The report also noted that the offence applies where a person “knowingly” registers or maintains such membership. 

That is why NDRA’s allegation has travelled beyond party politics and into the territory of possible statutory breach.

The group argues that if one individual is shown on INEC’s own portal as occupying a senior legal office in two different parties at once, then the issue is not merely embarrassing but potentially criminal.

It said the public deserves either an immediate correction, or a full explanation of how such conflicting records were officially documented. 

The controversy is sharpened by the fact that the two INEC pages do not tell the same story in the same way. The APM page states plainly that Barr. Reuben Egwuaba is the party’s National Legal Adviser.

The NDC page, meanwhile, also names him as National Legal Adviser, but marks that entry “by court order”. That single phrase may prove decisive.

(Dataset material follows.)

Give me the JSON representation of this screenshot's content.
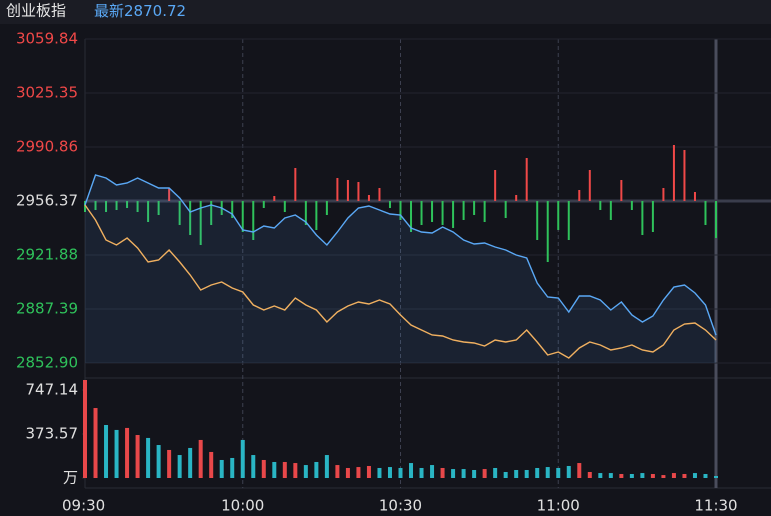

It could point to a judicial intervention, a disputed party structure, or an unresolved administrative mismatch. But as it stands, it also raises the obvious question: how does the same name end up anchoring legal office in two different parties on the regulator’s own platform? 

This is where the case becomes more than a social media talking point. INEC’s portal is not a gossip board. It is the public face of electoral record-keeping.

When its data appears to endorse a potentially unlawful political arrangement, the damage is not only to the parties involved but to confidence in the regulator itself.

NDRA’s warning that “political parties must not become safe havens for legal contradictions” is therefore not just activist language. It speaks directly to the credibility test now facing INEC, especially as the 2026 electoral reforms are supposed to tighten compliance rather than weaken it. 

There is, however, an important counterpoint that prevents instant verdicts. Vanguard reported that when contacted, INEC’s Deputy Director of Voter Education and Publicity, Wilfred Ifogah, said the lawyer had reportedly resigned from APM and was now a member of NDC, adding that the portal would be updated if APM had not formally notified the commission.

That suggests the issue may involve timing, communication gaps, or delayed updates rather than a deliberate attempt to run two party loyalties simultaneously. Even so, the existence of the APM entry on the portal shows why the matter cannot be dismissed casually. 

For now, the public record leaves three competing possibilities. First, Egwuaba may have properly exited one party and the portal simply has not caught up.

Second, the “by court order” annotation may mean the NDC listing rests on judicial direction that has not been fully reconciled with other records.

Third, there may indeed be a deeper compliance problem involving dual affiliation in breach of Section 77 as amended.

Only a direct INEC clarification, supported by the relevant party registers and any court documents, can settle which of these is true. 

What is already clear is that the case has exposed another fragile seam in Nigeria’s electoral architecture. A law designed to stop political double-dealing now faces its first big public stress test in the digital age, where one official website can trigger a national scandal in hours.

If NDRA is right, the issue is a clean-cut violation. If INEC is right, then the commission must move quickly to clean up its records and show that the system can still distinguish between a legal office, a party office and a legal mistake. Either way, the burden now sits on the regulator to explain itself without delay.